Increasing performance and reducing cost of deep learning inference using Amazon SageMaker Neo and Amazon Elastic Inference
When running deep learning models in production, balancing infrastructure cost versus model latency is always an important consideration for AWS customers. At re:Invent 2018, AWS introduced Amazon SageMaker Neo and Amazon Elastic Inference, two services that can make models more efficient for deep learning. Elastic Inference is a hardware solution that provides the optimal amount of GPU compute to perform inference. Neo is a software solution that optimizes deep learning models for specific infrastructure deployments by reducing memory imprint, which enables up to double the execution speed. This post deploys an MXNet hot dog / not hot dog image classification model in Amazon SageMaker to measure model latency and costs using Neo and Elastic Inference in a variety of deployment scenarios. This post evaluates deployment options using Amazon SageMaker and the different results you may see if you use Amazon EC2 instances.
Elastic Inference allows you to allocate the right amount of GPU for compute as needed instead of over-provisioning hardware for memory and CPU components by using a regular p2/p3 instance.
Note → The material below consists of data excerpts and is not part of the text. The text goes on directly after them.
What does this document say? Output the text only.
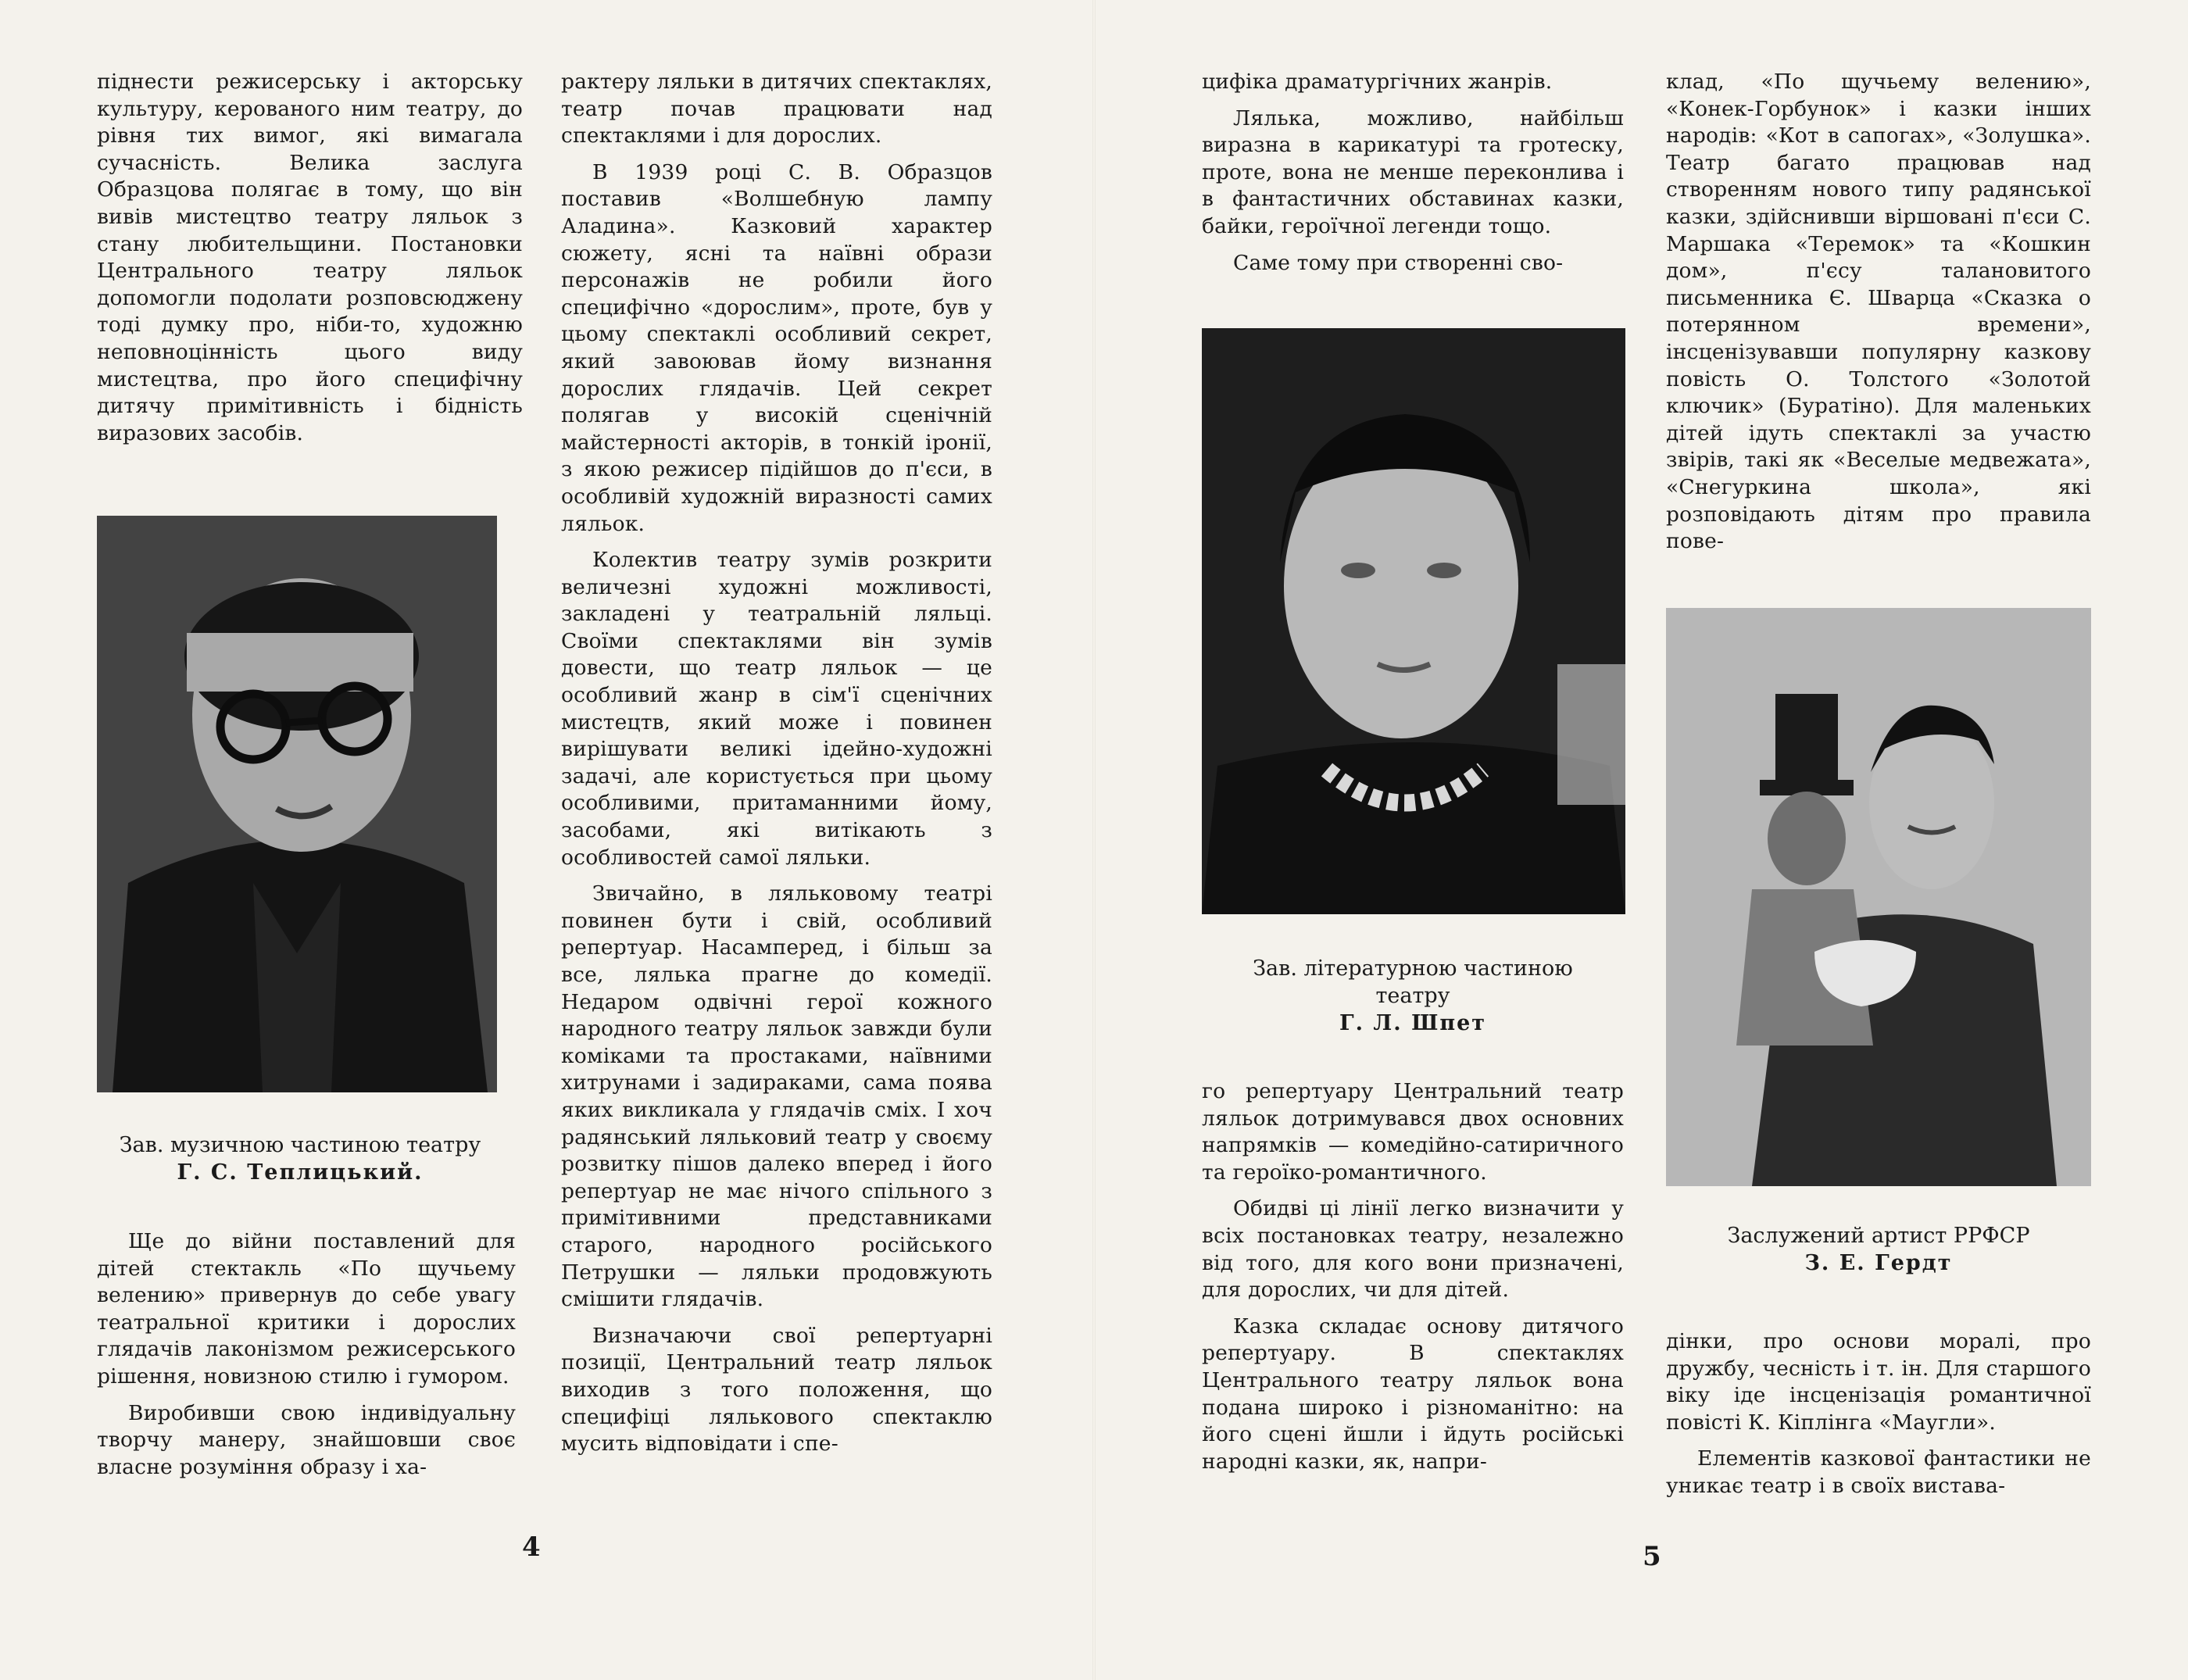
піднести режисерську і акторську культуру, керованого ним театру, до рівня тих вимог, які вимагала сучасність. Велика заслуга Образцова полягає в тому, що він вивів мистецтво театру ляльок з стану любительщини. Постановки Центрального театру ляльок допомогли подолати розповсюджену тоді думку про, ніби-то, художню неповноцінність цього виду мистецтва, про його специфічну дитячу примітивність і бідність виразових засобів.

Зав. музичною частиною театру
Г. С. Теплицький.

Ще до війни поставлений для дітей стектакль «По щучьему велению» привернув до себе увагу театральної критики і дорослих глядачів лаконізмом режисерського рішення, новизною стилю і гумором.

Виробивши свою індивідуальну творчу манеру, знайшовши своє власне розуміння образу і ха-

рактеру ляльки в дитячих спектаклях, театр почав працювати над спектаклями і для дорослих.

В 1939 році С. В. Образцов поставив «Волшебную лампу Аладина». Казковий характер сюжету, ясні та наївні образи персонажів не робили його специфічно «дорослим», проте, був у цьому спектаклі особливий секрет, який завоював йому визнання дорослих глядачів. Цей секрет полягав у високій сценічній майстерності акторів, в тонкій іронії, з якою режисер підійшов до п'єси, в особливій художній виразності самих ляльок.

Колектив театру зумів розкрити величезні художні можливості, закладені у театральній ляльці. Своїми спектаклями він зумів довести, що театр ляльок — це особливий жанр в сім'ї сценічних мистецтв, який може і повинен вирішувати великі ідейно-художні задачі, але користується при цьому особливими, притаманними йому, засобами, які витікають з особливостей самої ляльки.

Звичайно, в ляльковому театрі повинен бути і свій, особливий репертуар. Насамперед, і більш за все, лялька прагне до комедії. Недаром одвічні герої кожного народного театру ляльок завжди були коміками та простаками, наївними хитрунами і задираками, сама поява яких викликала у глядачів сміх. І хоч радянський ляльковий театр у своєму розвитку пішов далеко вперед і його репертуар не має нічого спільного з примітивними представниками старого, народного російського Петрушки — ляльки продовжують смішити глядачів.

Визначаючи свої репертуарні позиції, Центральний театр ляльок виходив з того положення, що специфіці лялькового спектаклю мусить відповідати і спе-

4

цифіка драматургічних жанрів.

Лялька, можливо, найбільш виразна в карикатурі та гротеску, проте, вона не менше переконлива і в фантастичних обставинах казки, байки, героїчної легенди тощо.

Саме тому при створенні сво-

Зав. літературною частиною
театру
Г. Л. Шпет

го репертуару Центральний театр ляльок дотримувався двох основних напрямків — комедійно-сатиричного та героїко-романтичного.

Обидві ці лінії легко визначити у всіх постановках театру, незалежно від того, для кого вони призначені, для дорослих, чи для дітей.

Казка складає основу дитячого репертуару. В спектаклях Центрального театру ляльок вона подана широко і різноманітно: на його сцені йшли і йдуть російські народні казки, як, напри-

клад, «По щучьему велению», «Конек-Горбунок» і казки інших народів: «Кот в сапогах», «Золушка». Театр багато працював над створенням нового типу радянської казки, здійснивши віршовані п'єси С. Маршака «Теремок» та «Кошкин дом», п'єсу талановитого письменника Є. Шварца «Сказка о потерянном времени», інсценізувавши популярну казкову повість О. Толстого «Золотой ключик» (Буратіно). Для маленьких дітей ідуть спектаклі за участю звірів, такі як «Веселые медвежата», «Снегуркина школа», які розповідають дітям про правила пове-

Заслужений артист РРФСР
З. Е. Гердт

дінки, про основи моралі, про дружбу, чесність і т. ін. Для старшого віку іде інсценізація романтичної повісті К. Кіплінга «Маугли».

Елементів казкової фантастики не уникає театр і в своїх вистава-

5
This efficiency can reduce deep learning inference costs by up to 75%. Elastic Inference also features three separate sizes of GPU acceleration (eia2.medium, eia2.large, and eia2.xlarge), which creates granularity for optimizing cost and performance for a variety of use cases, from natural language processing to computer vision. Similar to standard Amazon SageMaker endpoints, you can easily scale Elastic Inference accelerators (EIA) by using Amazon EC2 Auto Scaling groups, which allows you to scale your compute demands
Neo uses deep learning to find code optimizations for specific hardware and deep learning frameworks that allow models to perform up to twice the speed with no loss in accuracy. Furthermore, by reducing the code base for deep learning networks to only the code required to make predictions, Neo reduces the memory footprint for models by up to 10 times. Neo can optimize models for a variety of platforms, which makes tuning a model for multiple deployments simple.
The use case for this post is an image classification task using a pre-trained ResNet model that is fine-tuned for the food images within the hot dog / not hot dog dataset. The notebook shows how to use Amazon SageMaker to fine-tune a pre- trained convolutional neural network model, optimize the model using Neo, and deploy the model and evaluate its latency in a variety of methods using Neo and EIA.